Il ginecologo, in occasione del controllo mensile, effettuerà la visita interna, per valutare il collo dell’utero, e la presenza di secrezioni. Nell’intervallo tra le visite, può comunque essere opportuno segnalare la presenza di perdite di colore insolito sulle mutandine, in modo da richiedere una visita anticipata oppure ancora meglio un tampone vaginale, e dare una terapia mirata.
Mi posso curare in gravidanza?
Certo che sì, anzi abbiamo detto che le vaginosi possono essere pericolose per la gravidanza, quindi devono essere curate.
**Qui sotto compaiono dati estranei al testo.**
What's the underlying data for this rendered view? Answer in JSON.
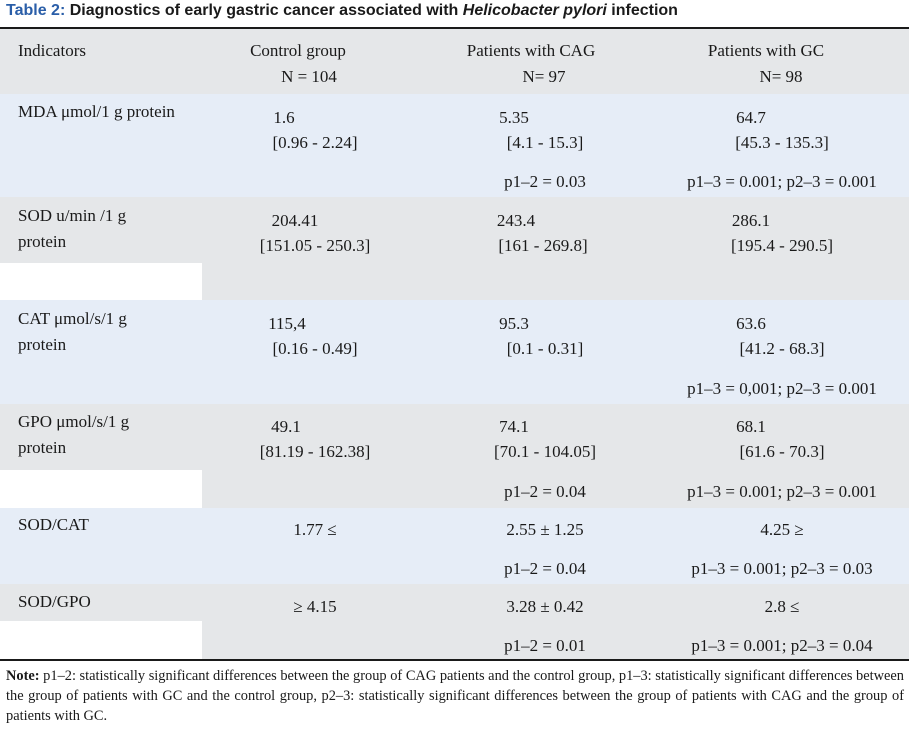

- Per le infezioni micotiche (funghi, ad esempio Candida) può bastare una terapia locale, generalmente non importa la terapia per bocca, che si preferisce evitare per lo stato gravidico, pur non essendo documentata una sua nocività.
- Per le infezioni batteriche, alla terapia locale andrebbe associata una terapia per bocca con antibiotici. Infatti la sola terapia locale potrebbe non bastare per debellare il microrganismo dalle sedi di infezione.
- Non trattandosi di infezioni a trasmissione sessuale, ma di dismicrobismi, che insorgono per alterazioni della flora locale, non è necessario trattare il partner, soprattutto se asintomatico.
Bisogna infine ricordare che, pur essendo importante curare questi episodi, non è dimostrato scientificamente che la terapia riduca il rischio di parto pretermine.
Per approfondimenti
segnalo il libro, adatto sia per medici, che per pazienti:
Vulvo-vaginiti e vaginosi. Riconoscerle e guarirle in modo naturale. Alessandro Camporese. Tecniche nuove, 2011.